Managing sales teams successfully has always presented a number of challenges. Keeping your teams enthusiastic and motivated has always been the key, especially when you have to bring new products into the mix, ensuring that sales staff are knowledgeable and confident. You may also be working with the staff of your partners and resellers to help them understand your product and service range well enough to sell them effectively. I believe one of the answers to these challenges is Incentivisation.
Incentivisation differs from standard commission plans in a number of different ways. Commission is the hard earned cash for sales success but, for the average sales person, commission earned tends to go straight into their bank account and straight out again to pay the mortgage and other living costs.
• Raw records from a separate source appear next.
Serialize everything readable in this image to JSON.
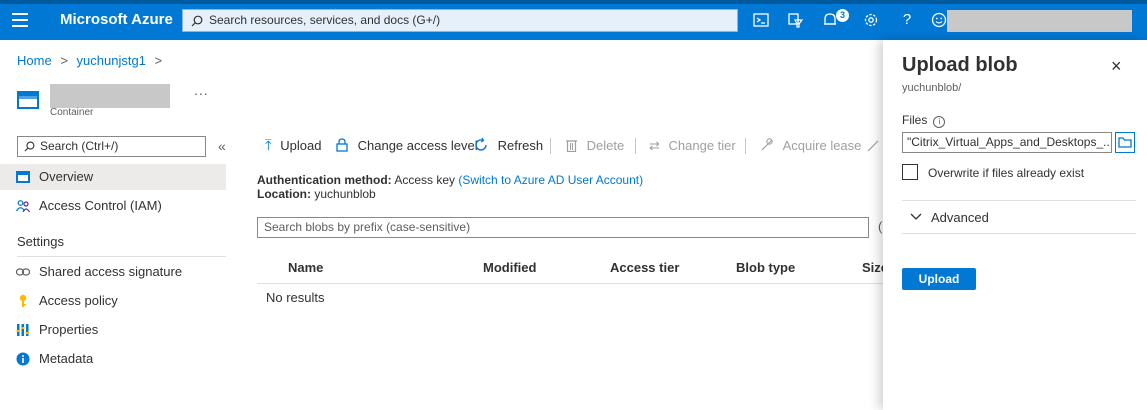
{
  "topbar": {
    "brand": "Microsoft Azure",
    "search_placeholder": "Search resources, services, and docs (G+/)",
    "notification_count": "3"
  },
  "breadcrumb": {
    "home": "Home",
    "separator": ">",
    "storage": "yuchunjstg1"
  },
  "resource": {
    "more": "...",
    "type": "Container"
  },
  "sidebar": {
    "search_placeholder": "Search (Ctrl+/)",
    "collapse": "«",
    "items": [
      {
        "label": "Overview",
        "icon": "container-icon",
        "active": true
      },
      {
        "label": "Access Control (IAM)",
        "icon": "people-icon",
        "active": false
      }
    ],
    "settings_header": "Settings",
    "settings_items": [
      {
        "label": "Shared access signature",
        "icon": "link-icon"
      },
      {
        "label": "Access policy",
        "icon": "key-icon"
      },
      {
        "label": "Properties",
        "icon": "properties-icon"
      },
      {
        "label": "Metadata",
        "icon": "info-icon"
      }
    ]
  },
  "commandbar": {
    "upload": "Upload",
    "change_access": "Change access level",
    "refresh": "Refresh",
    "delete": "Delete",
    "change_tier": "Change tier",
    "acquire_lease": "Acquire lease"
  },
  "main": {
    "auth_label": "Authentication method:",
    "auth_value": "Access key",
    "auth_link": "(Switch to Azure AD User Account)",
    "location_label": "Location:",
    "location_value": "yuchunblob",
    "search_placeholder": "Search blobs by prefix (case-sensitive)",
    "paren": "(",
    "columns": [
      "Name",
      "Modified",
      "Access tier",
      "Blob type",
      "Size"
    ],
    "empty_text": "No results"
  },
  "panel": {
    "title": "Upload blob",
    "subtitle": "yuchunblob/",
    "close": "×",
    "files_label": "Files",
    "files_value": "\"Citrix_Virtual_Apps_and_Desktops_...",
    "overwrite_label": "Overwrite if files already exist",
    "overwrite_checked": false,
    "advanced_label": "Advanced",
    "upload_button": "Upload"
  },
  "colors": {
    "accent": "#0078d4",
    "topbar": "#0078d4"
  }
}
The point is that, except for the lucky few, commission is the norm, unremarkable…just another part of earning the wage. Breaking this cycle can be tough, however Incentivisation offers that opportunity to reward in a way that is both special and memorable.
So how does it work?
Incentivisation should sit alongside commission but be seen as separate and, whereas commission is paid for the day-to-day sales success, incentivisation rewards for other types of achievement, as well as sales. And the key word here is “Reward”. Rewards need to be special, tangible, non-cash items that can be earned outside of the normal sales environment. Why does it work? Well it’s because they are memorable. Who remembers the £250 commission cheque that went to pay off part of the credit card bill? But everyone remembers the one-off incentives reward that gave them a very special treat.
Rewarding achievement should ber the goal of incentivisation and to do this you need to create campaigns targeting specific areas of performance and behaviour that need improvement. Incentive campaigns can be aimed at particular teams or groups of staff, and different roles or grades can be given different challenges and different rewards.
Three key stages to a successful Incentive campaign:
- Create opportunities for staff to achieve
- Monitor staff performance and award reward points for achievement
- Provide staff with the ability to spend their reward points on something exciting
In our organisation, we call this process Realise, Recognise, Reward.
Three scenarios:
Marketing
Marketing wants to introduce a new product range into the mix and needs to educate the sales team with it for selling alongside their current products. Commissioning for sales of a new product on top of an existing mix can create all sorts of challenges, so creating an incentive campaign to reward staff for learning about the new product and how to sell it helps to motivate the sales team to embrace the new product. This gives sales staff the knowledge and confidence to sell the new product, and reinforcing the new product with incentives keeps it fresh in their minds.
Customer services
Outbound customer services team seems to be struggling when dealing with customer objections. An incentive campaign can be created to: educate about the correct handling of objections; reward for participating in the learning; test staff to measure improvement; reward staff for getting the correct answers; and finally, report and monitor ongoing performance rewarding staff as their results improve.
Partners and resellers
Your partners and resellers are not giving your products priority when dealing with customers, even though commission plans are in place to remunerate partners for sales performance. An incentive campaign can be set up to specifically target the staff of resellers and partners to raise product awareness and to encourage them to sell more by rewarding directly for sales achievement.
So what makes incentivisation schemes work?
For senior management, you need a robust and auditable system that makes return on investment clear, demonstrating budget going in at one end to service the scheme and supply the rewards, followed by improved performance and increased sales coming out at the other end. A good incentivisation framework will be transparent, making the performance of each campaign visible.
Operational management needs to reward staff in a clear and tangible way and see who is earning and, equally importantly, who is not. Giving opportunity to earn rewards needs to be straightforward. It shouldn’t interfere with day-to-day work, and it should be easy to create and launch campaigns, as well as monitor and report on them.
From the perspective of staff, they need clear goals, how to achieve these goals and know what they can earn. For staff, the incentive system needs to have two key elements: a points bank in the style of a normal bank account, where they can see what points they have earned and how to spend their points; and an online shop where they can spend the points they have earned. An effective incentive system should always provide both of these elements.
Central to the scheme are the rewards. Organisations should create catalogues made from a mix of rewards that reflect the culture and style of the organisation. They may want to create multiple reward catalogues so that specific rewards can be made available to different groups. If reward delivery is high profile, then staff can see who is receiving them and this further motivates others to participate in the scheme.
Rewards can take many forms
Here are a few examples:
- Gift items
- High street vouchers
- Vouchers for experience days
- Additional annual leave, flexi-time credits or other organisational benefits
- Vouchers for further education, training, childcare etc.
Conclusion
Targeted incentivisation can be used in addition to commission helping Sales Managers raise the game of their sales staff in fun and engaging ways. Incentive campaigns can address specific challenges that would be difficult through standard methods, and they have the flexibility to be tailored to appeal to specific groups or teams. Above all, incentivisation is a highly cost-effective and enjoyable way of improving sales performance, from which everyone in the organisation can benefit. Finally you need to make the return on investment work, only build a scheme that works with reaching your targets and kpi’s then everyone gets something from the scheme.